Iran A Possible Oscar No-Show After Boycott Threat

Even as Iran's boisterous leader (but not supreme leader) President Mahmoud Ahmadinejad is in New York for the opening of the U.N. Assembly this week, and already causing some local controversy here staying at a luxury Manhattan hotel, his country is apparently opening a new front in its anti-U.S. proclivities - The Oscars. An Iranian official said his country should boycott the 2013 Academy Awards and not submit a film for Best Foreign-language consideration due to the anti-Islam video Innocence of Muslims which rocketed the Muslim world since its debut on YouTube earlier this month.

Iranian cinema has won accolades at festivals around the world for some time now. The government has jailed various filmmakers there, most notably Jafar Panahi (Crimson Gold). Last year, fellow Iranian filmmaker Asghar Farhadi won the Academy Award for Best Foreign-Language film for A Separation, a first for a filmmaker from that country.

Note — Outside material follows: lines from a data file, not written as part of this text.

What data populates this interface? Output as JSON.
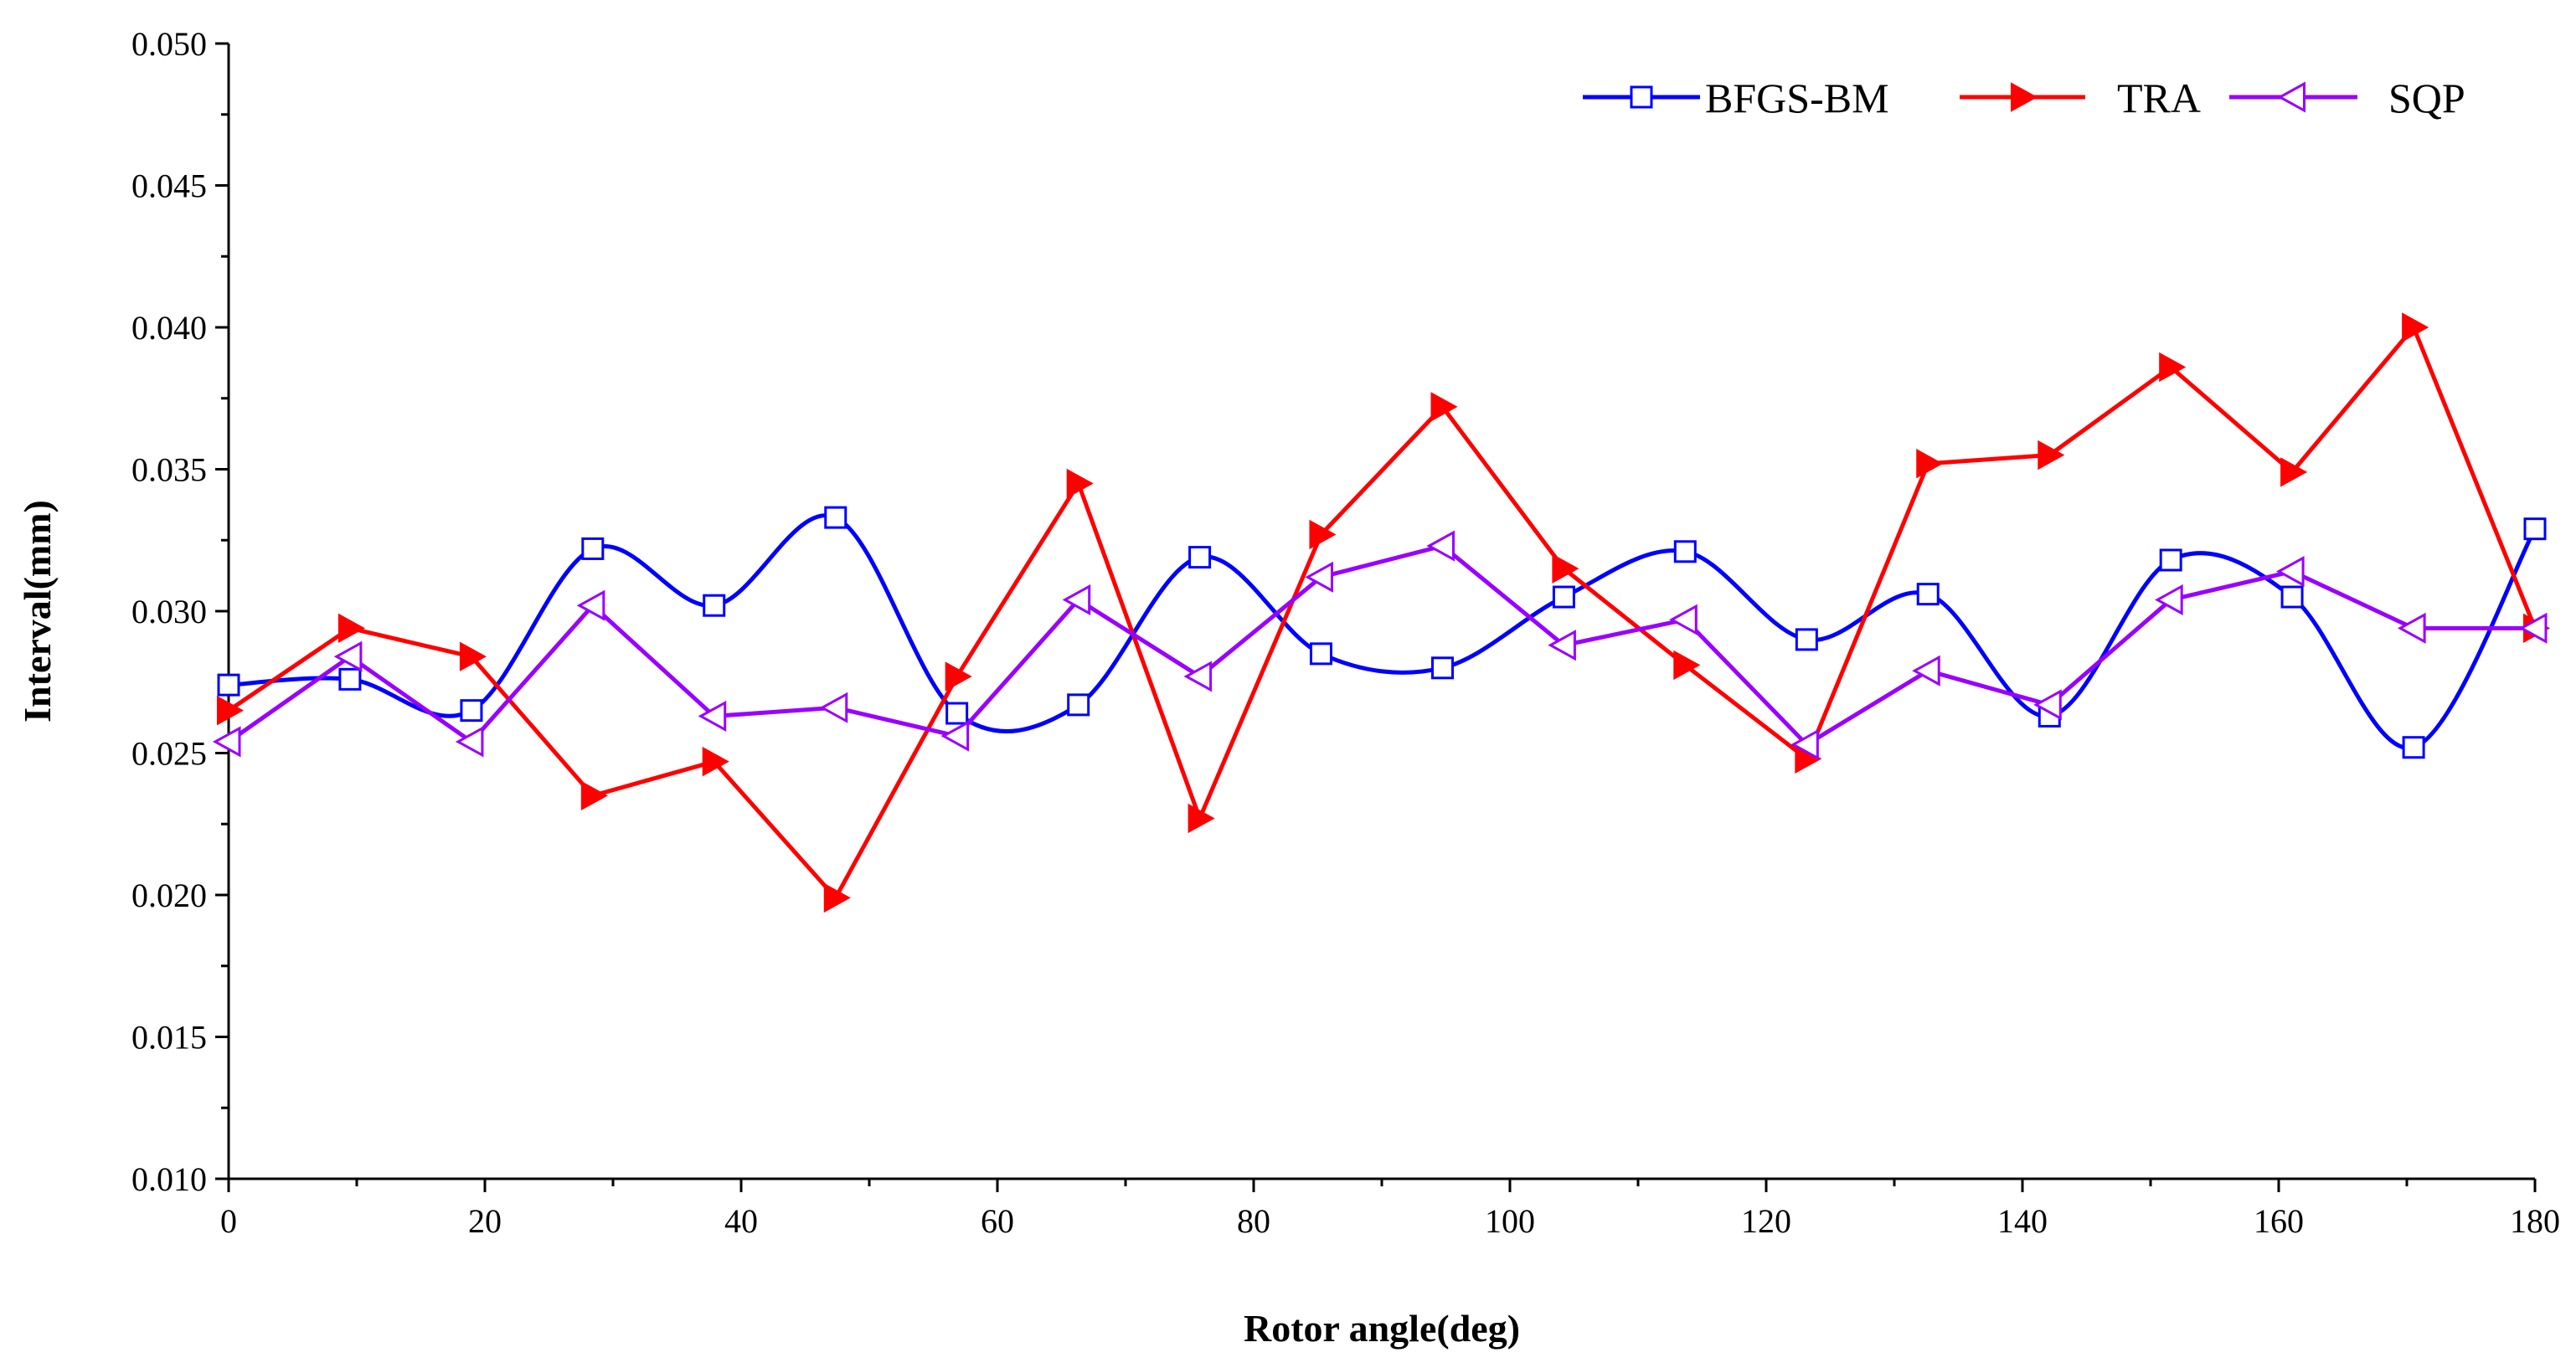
{
  "chart_data": {
    "type": "line",
    "title": "",
    "xlabel": "Rotor angle(deg)",
    "ylabel": "Interval(mm)",
    "xlim": [
      0,
      180
    ],
    "ylim": [
      0.01,
      0.05
    ],
    "xticks": [
      "0",
      "20",
      "40",
      "60",
      "80",
      "100",
      "120",
      "140",
      "160",
      "180"
    ],
    "yticks": [
      "0.010",
      "0.015",
      "0.020",
      "0.025",
      "0.030",
      "0.035",
      "0.040",
      "0.045",
      "0.050"
    ],
    "grid": false,
    "legend_position": "top-right",
    "x": [
      0,
      9.47,
      18.95,
      28.42,
      37.89,
      47.37,
      56.84,
      66.32,
      75.79,
      85.26,
      94.74,
      104.21,
      113.68,
      123.16,
      132.63,
      142.11,
      151.58,
      161.05,
      170.53,
      180
    ],
    "series": [
      {
        "name": "BFGS-BM",
        "color": "#0000ff",
        "marker": "square-open",
        "smooth": true,
        "values": [
          0.0274,
          0.0276,
          0.0265,
          0.0322,
          0.0302,
          0.0333,
          0.0264,
          0.0267,
          0.0319,
          0.0285,
          0.028,
          0.0305,
          0.0321,
          0.029,
          0.0306,
          0.0263,
          0.0318,
          0.0305,
          0.0252,
          0.0329
        ]
      },
      {
        "name": "TRA",
        "color": "#ff0000",
        "marker": "triangle-right-filled",
        "smooth": false,
        "values": [
          0.0265,
          0.0294,
          0.0284,
          0.0235,
          0.0247,
          0.0199,
          0.0277,
          0.0345,
          0.0227,
          0.0327,
          0.0372,
          0.0315,
          0.0281,
          0.0248,
          0.0352,
          0.0355,
          0.0386,
          0.0349,
          0.04,
          0.0294
        ]
      },
      {
        "name": "SQP",
        "color": "#9900ff",
        "marker": "triangle-left-open",
        "smooth": false,
        "values": [
          0.0254,
          0.0284,
          0.0254,
          0.0302,
          0.0263,
          0.0266,
          0.0256,
          0.0304,
          0.0277,
          0.0312,
          0.0323,
          0.0288,
          0.0297,
          0.0253,
          0.0279,
          0.0267,
          0.0304,
          0.0314,
          0.0294,
          0.0294
        ]
      }
    ]
  }
}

But now, Iran's filmmaking community may be shut out of the Oscars - at least in the foreign-language category - if the country's head of its government-controlled cinema agency has his way. Javad Shamaghdari said the committee that oversees selection of Iran's choice for the Oscar category should "avoid" doing so, according to A.P., which quoted Iran's semi-official Mehr news agency.

The committee had already identified Ye Habbeh Ghand (A Cube of Sugar), which centers on a family wedding that turns into a funeral after the groom's relative dies, to represent Iran's choice at the Oscars in February. The government still needs to give its consent for the title to move forward.

Shamaghdari said the a boycott of the Oscars should take place until the Academy denounces Innocence of Muslims, the once-little noticed video that has resulted in major clashes outside U.S. missions throughout the Islamic world, killing at least 51 people including the U.S. ambassador to Libya. Shamaghdari has in the past pulled Iranian films from festivals worldwide.

After Farhadi's win earlier this year, Iranian officials praised the Academy Award triumph for A Separation, especially since it took the prize over an Israeli film also vying in the category. Some nationalists, however, denounced what they saw as a less than rosy view of Iranian life portrayed in the film, which involves a marriage falling apart.